APOE is a major apoprotein of the chylomicron, which is essential for the normal catabolism of triglyceride-rich lipoprotein constituents by binding to a specific liver and peripheral cell receptor
The exons 2~4 of mouse Apoe gene that encode the full-length protein were replaced by human APOE3 exons 2~4 in B-hAPOE3 mice
hAPOE3 protein was detected in serum and whole brain homogenates of homozygous B-hAPOE3 mice
Application: This product is used as the metabolic disease models associated with APOE3 or as a control for pharmacodynamics and safety evaluation of Alzheimer's disease drugs in B-hAPOE4 mice.
mRNA expression analysis
Strain specific analysis of APOE mRNA expression in wild-type C57BL/6J mice and B-hAPOE3 mice by RT-PCR. Brain RNA were isolated from wild-type C57BL/6J mice (+/+) and homozygous B-hAPOE3 mice (H/H), then cDNA libraries were synthesized by reverse transcription, followed by PCR with mouse or human APOE primers. Mouse Apoe mRNA was detectable only in wild-type C57BL/6 mice. Human APOE mRNA was detectable only in homozygous B-hAPOE3 mice but not in wild-type mice.
Protein expression analysis in serum
Strain specific APOE expression analysis in homozygous B-hAPOE3 mice by ELISA. Serum collected from wild-type C57BL/6J mice (+/+) and homozygous B-hAPOE3 mice (H/H) were analyzed by ELISA with species-specific APOE ELISA kit. Mouse APOE was detectable in wild-type mice. Human APOE was exclusively detectable in homozygous B-hAPOE3 mice but not in wild-type mice.

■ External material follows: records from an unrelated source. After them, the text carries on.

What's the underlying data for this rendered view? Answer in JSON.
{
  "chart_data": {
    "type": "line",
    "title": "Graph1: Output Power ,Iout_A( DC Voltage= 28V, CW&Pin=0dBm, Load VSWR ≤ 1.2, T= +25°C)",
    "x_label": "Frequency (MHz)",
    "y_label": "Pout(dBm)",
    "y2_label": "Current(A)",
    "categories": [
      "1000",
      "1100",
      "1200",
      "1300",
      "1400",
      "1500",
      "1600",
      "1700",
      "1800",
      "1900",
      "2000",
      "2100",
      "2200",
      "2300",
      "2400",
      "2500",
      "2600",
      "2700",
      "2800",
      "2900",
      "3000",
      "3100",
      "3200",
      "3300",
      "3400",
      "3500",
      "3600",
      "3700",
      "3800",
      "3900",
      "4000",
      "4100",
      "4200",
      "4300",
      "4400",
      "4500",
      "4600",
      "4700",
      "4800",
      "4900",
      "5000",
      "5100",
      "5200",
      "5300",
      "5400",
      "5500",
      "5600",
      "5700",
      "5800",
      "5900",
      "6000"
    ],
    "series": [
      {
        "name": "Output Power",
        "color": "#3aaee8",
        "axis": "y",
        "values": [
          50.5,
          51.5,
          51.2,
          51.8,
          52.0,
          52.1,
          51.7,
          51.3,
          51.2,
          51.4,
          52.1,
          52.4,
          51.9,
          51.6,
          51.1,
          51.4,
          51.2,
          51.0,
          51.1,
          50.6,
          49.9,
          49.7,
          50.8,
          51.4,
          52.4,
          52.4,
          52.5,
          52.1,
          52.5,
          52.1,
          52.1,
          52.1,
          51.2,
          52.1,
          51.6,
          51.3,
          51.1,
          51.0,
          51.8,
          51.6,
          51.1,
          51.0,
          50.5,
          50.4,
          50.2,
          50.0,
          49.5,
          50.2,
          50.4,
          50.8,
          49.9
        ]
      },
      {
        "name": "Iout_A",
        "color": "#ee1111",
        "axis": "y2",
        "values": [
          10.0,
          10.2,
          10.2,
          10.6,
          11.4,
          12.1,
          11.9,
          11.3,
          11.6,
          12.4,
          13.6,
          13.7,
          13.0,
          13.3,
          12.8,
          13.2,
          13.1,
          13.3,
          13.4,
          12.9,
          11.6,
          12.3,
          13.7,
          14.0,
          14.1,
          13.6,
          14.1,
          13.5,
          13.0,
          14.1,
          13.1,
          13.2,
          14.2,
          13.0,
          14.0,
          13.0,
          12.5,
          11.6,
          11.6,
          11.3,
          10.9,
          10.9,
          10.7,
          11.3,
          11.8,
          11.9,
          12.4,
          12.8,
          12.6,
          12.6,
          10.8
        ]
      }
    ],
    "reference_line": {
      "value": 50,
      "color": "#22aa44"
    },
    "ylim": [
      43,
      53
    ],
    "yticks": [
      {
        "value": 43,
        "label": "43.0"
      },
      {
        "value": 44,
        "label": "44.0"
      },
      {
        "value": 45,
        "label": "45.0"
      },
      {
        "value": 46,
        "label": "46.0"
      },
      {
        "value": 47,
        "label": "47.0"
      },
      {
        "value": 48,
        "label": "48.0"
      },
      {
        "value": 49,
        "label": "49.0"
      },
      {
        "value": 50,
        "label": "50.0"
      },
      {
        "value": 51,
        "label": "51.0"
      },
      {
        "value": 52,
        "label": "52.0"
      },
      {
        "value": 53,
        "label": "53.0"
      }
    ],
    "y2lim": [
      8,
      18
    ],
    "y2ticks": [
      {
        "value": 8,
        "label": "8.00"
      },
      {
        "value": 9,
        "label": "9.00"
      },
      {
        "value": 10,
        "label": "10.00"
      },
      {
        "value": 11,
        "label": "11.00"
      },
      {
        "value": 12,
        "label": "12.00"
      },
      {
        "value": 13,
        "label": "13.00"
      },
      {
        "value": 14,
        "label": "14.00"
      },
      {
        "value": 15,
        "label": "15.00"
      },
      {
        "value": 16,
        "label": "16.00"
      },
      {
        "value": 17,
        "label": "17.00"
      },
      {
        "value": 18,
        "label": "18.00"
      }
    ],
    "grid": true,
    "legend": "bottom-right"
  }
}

Protein expression analysis in brain
Strain specific APOE expression analysis in homozygous B-hAPOE3 mice by ELISA. Whole brain lysate collected from wild-type C57BL/6J mice (+/+) and homozygous B-hAPOE3 mice (H/H). APOE was measured in the brain homogenates using species-specific APOE ELISA kit and then normalized to total protein levels. Mouse APOE was detectable in wild-type mice. Human APOE was exclusively detectable in homozygous B-hAPOE3 mice but not in wild-type mice.